Альберт повиновался, но через силу. Он почувствовал, что именно так нужно. Поупрямиться, показав характер. Вытерев губы, Рэмбо рассыпался в благодарностях.
– Мадам, единственно вы поняли страдающую душу – преклонив колени, говорил Рэмбо – Навеки.. Как бывший физик-ядерщик... Непобедимый щит родины так сказать.
– Вы ему не особо верьте – сказал Альберт – Он перед всеми, кто наливает, на колени бухается.
– Неправда – искренне возмутился Рэмбо – Перед теми, кого уважаю и люблю. Правда, у меня большое сердце, как у индийского слона. Это издержки былых занятий. Понимаете мадам, когда день за днем готовишь конец света в своем маленьком реакторе, очень хочется общения. Иногда.
Кланяясь китайским болванчиком, Рэмбо отошел. Ирма наклонилась к Альберту.
– Слушай маленький, я сумочку у тебя оставлю? Вечером заберу. Таскаться с ней, сам понимаешь.
– Конечно, конечно.
– Ну вот и славненько – Ирма сунула в рот новый леденец.
– Меня Ирма зовут.
– Альберт.
Ирма позвонила вечером.
– Альберт. В 7 вечера, в сквере на Советской. Буду ждать.
Была осень. Прошел дождь, и она ждала его на мокрой скамейке с прилипшими кленовыми листьями. Из опавших листьев Альберт соорудил букет. Тревожное желтое в обрамлении царской порфиры багрянца.
– Ты умеешь обращаться, с женщинами, маленький. – оценила жест Альберта Ирма. Потом они разговаривали. Альберт что-то рассказывал. Ирма что-то слушала. Бродили по узким туманным улочкам центра. Сидели в запущенных, не сезонных кафешках под намокшими зонтиками. Стояли над остывшей рекой, и ветер играл им на струнах каменной кифары городского театра. Последнюю свою песнь слушала отцветающая женщина, сильно прижималась к своему нежданному счастью. Ирма сняла квартиру, приодела Альберта. Пожившая она прекрасно понимала, чем могла удержать своего маленького. Но Альберт и сам привязался к Ирме. Зрелая любовница учила его великой тайне.
– Владей мною, маленький – забывалась Ирма, и на короткий миг, но принося себя в жертву. Альберту это нравилось. Многие отдали бы все, чтобы ощутить на своих устах леденцовый вкус Тайны. Прошли недели, и Ирме нужно было уезжать. Она брала его с собой. Однажды перед самым отъездом, к Ирме пришел носатый человек и принес спортивную сумку. Они с Ирмой уединились на кухне, но через оставленную желтую полоску плохо запертой двери Альберт видел все, что там происходило. Ирма замерла у окна. Носатый человек вжикнул молнией.
– Не стоит – остановила его Ирма – Я верю вам.
Носатый человек невозмутимо закрыл сумку.
– Я хотел бы получить – начал он.
– Не переживайте.
Продолговатую бежевую дермантиновую сумку носатый человек исследовал тщательно.
– Удовлетворены?
– Вполне. Меня просили передать. Вами довольны.
– Спасибо.
– Раз уж вы остались в городе – носатый человек, помешкав, достал рисованную открытку – Вот.
– Нет – отвечала Ирма с улыбкой победительницы – Мне это не нужно.
– Это неплохие деньги.
– Мне не нужны деньги.
– Вы говорите возмутительные вещи – сказал носатый человек.
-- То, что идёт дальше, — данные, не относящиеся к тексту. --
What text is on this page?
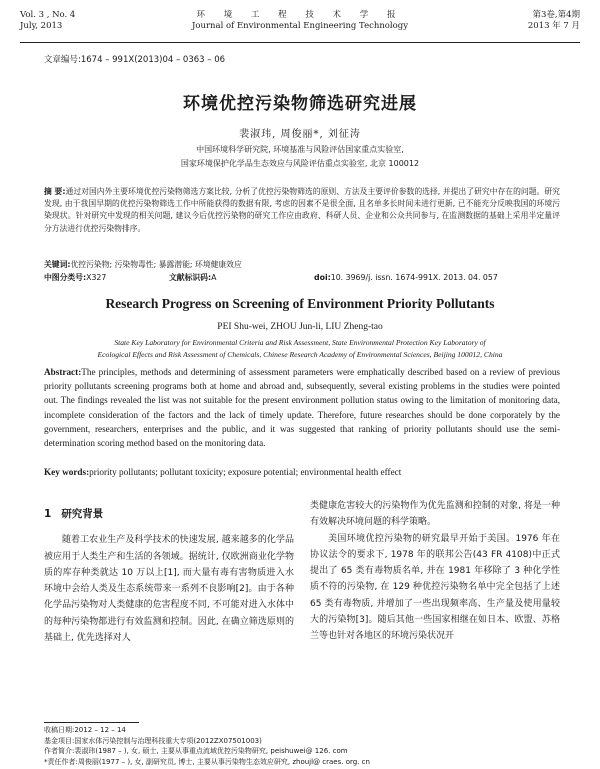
Vol. 3 , No. 4
July, 2013
环 境 工 程 技 术 学 报
Journal of Environmental Engineering Technology
第3卷,第4期
2013 年 7 月
文章编号:1674 – 991X(2013)04 – 0363 – 06
环境优控污染物筛选研究进展
裴淑玮, 周俊丽*, 刘征涛
中国环境科学研究院, 环境基准与风险评估国家重点实验室,
国家环境保护化学品生态效应与风险评估重点实验室, 北京 100012
摘 要:通过对国内外主要环境优控污染物筛选方案比较, 分析了优控污染物筛选的原则、方法及主要评价参数的选择, 并提出了研究中存在的问题。研究发现, 由于我国早期的优控污染物筛选工作中所能获得的数据有限, 考虑的因素不是很全面, 且名单多长时间未进行更新, 已不能充分反映我国的环境污染现状。针对研究中发现的相关问题, 建议今后优控污染物的研究工作应由政府、科研人员、企业和公众共同参与, 在监测数据的基础上采用半定量评分方法进行优控污染物排序。
关键词:优控污染物; 污染物毒性; 暴露潜能; 环境健康效应
中图分类号:X327	文献标识码:A	doi:10. 3969/j. issn. 1674-991X. 2013. 04. 057
Research Progress on Screening of Environment Priority Pollutants
PEI Shu-wei, ZHOU Jun-li, LIU Zheng-tao
State Key Laboratory for Environmental Criteria and Risk Assessment, State Environmental Protection Key Laboratory of
Ecological Effects and Risk Assessment of Chemicals, Chinese Research Academy of Environmental Sciences, Beijing 100012, China
Abstract:The principles, methods and determining of assessment parameters were emphatically described based on a review of previous priority pollutants screening programs both at home and abroad and, subsequently, several existing problems in the studies were pointed out. The findings revealed the list was not suitable for the present environment pollution status owing to the limitation of monitoring data, incomplete consideration of the factors and the lack of timely update. Therefore, future researches should be done corporately by the government, researchers, enterprises and the public, and it was suggested that ranking of priority pollutants should use the semi-determination scoring method based on the monitoring data.
Key words:priority pollutants; pollutant toxicity; exposure potential; environmental health effect
1 研究背景

随着工农业生产及科学技术的快速发展, 越来越多的化学品被应用于人类生产和生活的各领域。据统计, 仅欧洲商业化学物质的库存种类就达 10 万以上[1], 而大量有毒有害物质进入水环境中会给人类及生态系统带来一系列不良影响[2]。由于各种化学品污染物对人类健康的危害程度不同, 不可能对进入水体中的每种污染物都进行有效监测和控制。因此, 在确立筛选原则的基础上, 优先选择对人

类健康危害较大的污染物作为优先监测和控制的对象, 将是一种有效解决环境问题的科学策略。

美国环境优控污染物的研究最早开始于美国。1976 年在协议法令的要求下, 1978 年的联邦公告(43 FR 4108)中正式提出了 65 类有毒物质名单, 并在 1981 年移除了 3 种化学性质不符的污染物, 在 129 种优控污染物名单中完全包括了上述 65 类有毒物质, 并增加了一些出现频率高、生产量及使用量较大的污染物[3]。随后其他一些国家相继在如日本、欧盟、苏格兰等也针对各地区的环境污染状况开

收稿日期:2012 – 12 – 14
基金项目:国家水体污染控制与治理科技重大专项(2012ZX07501003)
作者简介:裴淑玮(1987 – ), 女, 硕士, 主要从事重点流域优控污染物研究, peishuwei@ 126. com
*责任作者:周俊丽(1977 – ), 女, 副研究员, 博士, 主要从事污染物生态效应研究, zhoujl@ craes. org. cn
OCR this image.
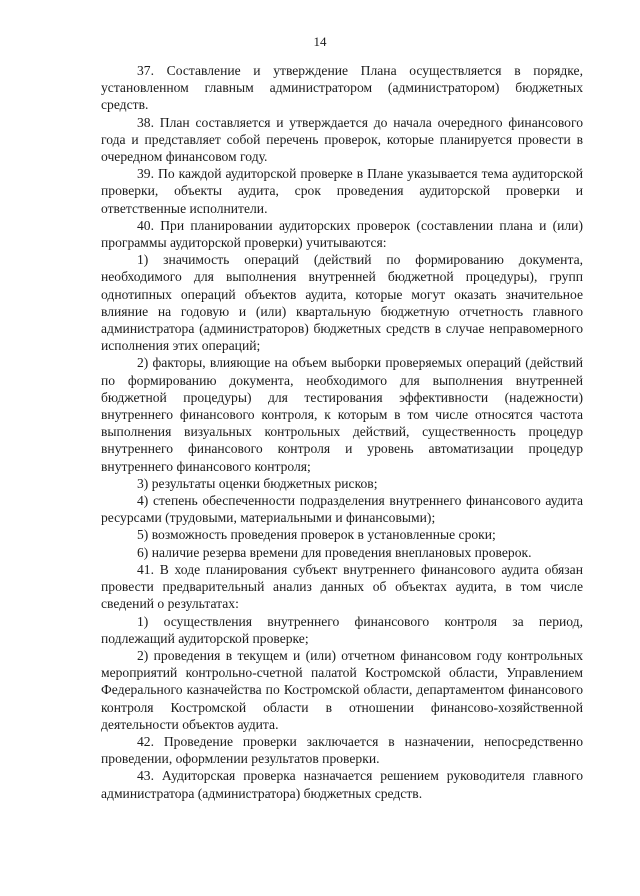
14

37. Составление и утверждение Плана осуществляется в порядке, установленном главным администратором (администратором) бюджетных средств.

38. План составляется и утверждается до начала очередного финансового года и представляет собой перечень проверок, которые планируется провести в очередном финансовом году.

39. По каждой аудиторской проверке в Плане указывается тема аудиторской проверки, объекты аудита, срок проведения аудиторской проверки и ответственные исполнители.

40. При планировании аудиторских проверок (составлении плана и (или) программы аудиторской проверки) учитываются:

1) значимость операций (действий по формированию документа, необходимого для выполнения внутренней бюджетной процедуры), групп однотипных операций объектов аудита, которые могут оказать значительное влияние на годовую и (или) квартальную бюджетную отчетность главного администратора (администраторов) бюджетных средств в случае неправомерного исполнения этих операций;

2) факторы, влияющие на объем выборки проверяемых операций (действий по формированию документа, необходимого для выполнения внутренней бюджетной процедуры) для тестирования эффективности (надежности) внутреннего финансового контроля, к которым в том числе относятся частота выполнения визуальных контрольных действий, существенность процедур внутреннего финансового контроля и уровень автоматизации процедур внутреннего финансового контроля;

3) результаты оценки бюджетных рисков;

4) степень обеспеченности подразделения внутреннего финансового аудита ресурсами (трудовыми, материальными и финансовыми);

5) возможность проведения проверок в установленные сроки;

6) наличие резерва времени для проведения внеплановых проверок.

41. В ходе планирования субъект внутреннего финансового аудита обязан провести предварительный анализ данных об объектах аудита, в том числе сведений о результатах:

1) осуществления внутреннего финансового контроля за период, подлежащий аудиторской проверке;

2) проведения в текущем и (или) отчетном финансовом году контрольных мероприятий контрольно-счетной палатой Костромской области, Управлением Федерального казначейства по Костромской области, департаментом финансового контроля Костромской области в отношении финансово-хозяйственной деятельности объектов аудита.

42. Проведение проверки заключается в назначении, непосредственно проведении, оформлении результатов проверки.

43. Аудиторская проверка назначается решением руководителя главного администратора (администратора) бюджетных средств.
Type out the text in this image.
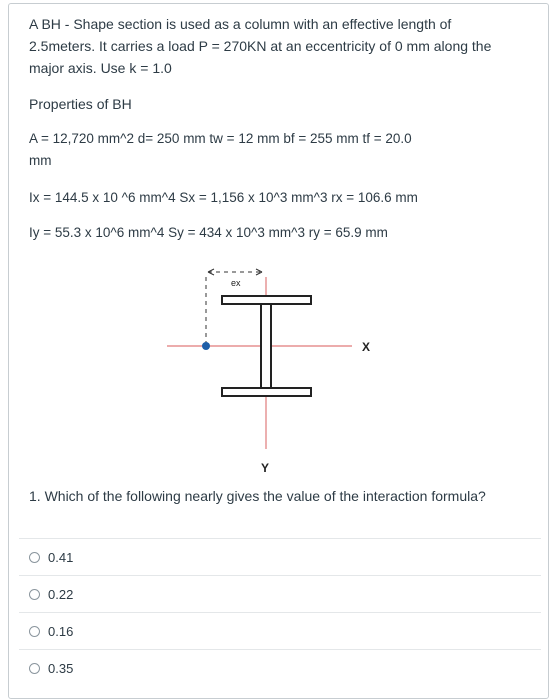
A BH - Shape section is used as a column with an effective length of
2.5meters. It carries a load P = 270KN at an eccentricity of 0 mm along the
major axis. Use k = 1.0
Properties of BH
A = 12,720 mm^2 d= 250 mm tw = 12 mm bf = 255 mm tf = 20.0
mm
Ix = 144.5 x 10 ^6 mm^4 Sx = 1,156 x 10^3 mm^3 rx = 106.6 mm
Iy = 55.3 x 10^6 mm^4 Sy = 434 x 10^3 mm^3 ry = 65.9 mm
ex
X
Y
1. Which of the following nearly gives the value of the interaction formula?
0.41
0.22
0.16
0.35
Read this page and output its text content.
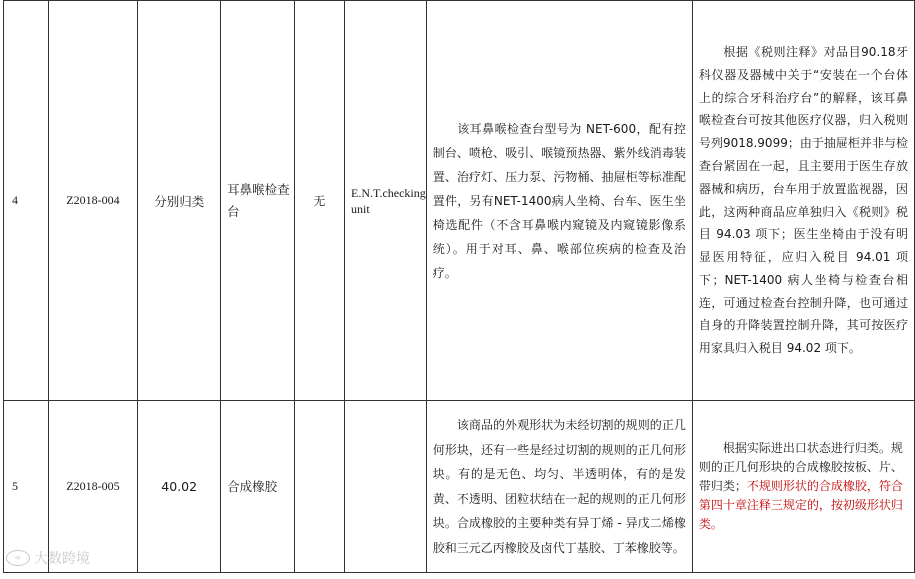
4	Z2018-004	分别归类	耳鼻喉检查台	无	E.N.T.checking unit	该耳鼻喉检查台型号为 NET-600，配有控制台、喷枪、吸引、喉镜预热器、紫外线消毒装置、治疗灯、压力泵、污物桶、抽屉柜等标准配置件，另有NET-1400病人坐椅、台车、医生坐椅选配件（不含耳鼻喉内窥镜及内窥镜影像系统）。用于对耳、鼻、喉部位疾病的检查及治疗。	根据《税则注释》对品目90.18牙科仪器及器械中关于“安装在一个台体上的综合牙科治疗台”的解释，该耳鼻喉检查台可按其他医疗仪器，归入税则号列9018.9099；由于抽屉柜并非与检查台紧固在一起，且主要用于医生存放器械和病历，台车用于放置监视器，因此，这两种商品应单独归入《税则》税目 94.03 项下；医生坐椅由于没有明显医用特征，应归入税目 94.01 项下；NET-1400 病人坐椅与检查台相连，可通过检查台控制升降，也可通过自身的升降装置控制升降，其可按医疗用家具归入税目 94.02 项下。
5	Z2018-005	40.02	合成橡胶			该商品的外观形状为未经切割的规则的正几何形块，还有一些是经过切割的规则的正几何形块。有的是无色、均匀、半透明体，有的是发黄、不透明、团粒状结在一起的规则的正几何形块。合成橡胶的主要种类有异丁烯 - 异戊二烯橡胶和三元乙丙橡胶及卤代丁基胶、丁苯橡胶等。	根据实际进出口状态进行归类。规则的正几何形块的合成橡胶按板、片、带归类；不规则形状的合成橡胶，符合第四十章注释三规定的，按初级形状归类。
∞ 大数跨境
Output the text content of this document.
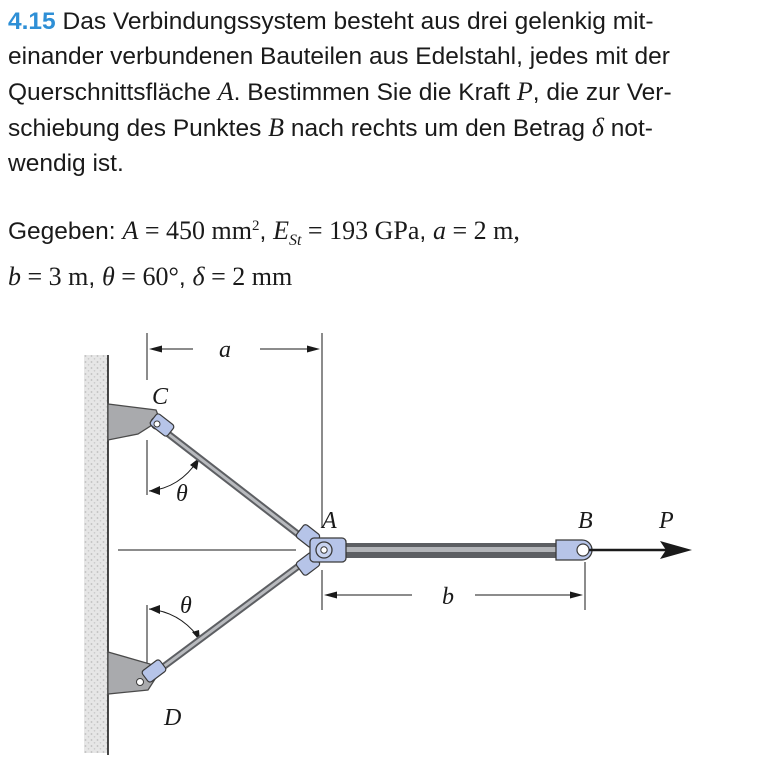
4.15 Das Verbindungssystem besteht aus drei gelenkig mit-
einander verbundenen Bauteilen aus Edelstahl, jedes mit der
Querschnittsfläche A. Bestimmen Sie die Kraft P, die zur Ver-
schiebung des Punktes B nach rechts um den Betrag δ not-
wendig ist.
Gegeben: A = 450 $mm^2$, $E_{St} = 193$ GPa, a = 2 m,
b = 3 m, θ = 60°, δ = 2 mm
a
θ
θ
C
D
A
b
B	P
– Я знаю. Но... Представьте, Курузак. Я всю жизнь стояла на переполненной остановке, а мимо все проезжали и проезжали автобусы. А я все выбирала и выбирала. Вдруг приходит пустой автобус. Абсолютно. Ты не знаешь радоваться этому или огорчаться. Вдруг завезет не туда, но ты садишься в него, потому что ждать надоело. Да и чего ждать.
– Понимаю – после некоторого молчания заметил носатый человек. Что ж желаю счастья... Однако, позвольте совет. Не давайте женщине и шанса. Держите ее под контролем. В конце концов, она погубит в вас профессионала, а это будет непоправимой ошибкой. Вы же знаете, как мы вас ценим.
– Я буду этому только рада – в эту минуту глаза Ирмы сияли особым блеском.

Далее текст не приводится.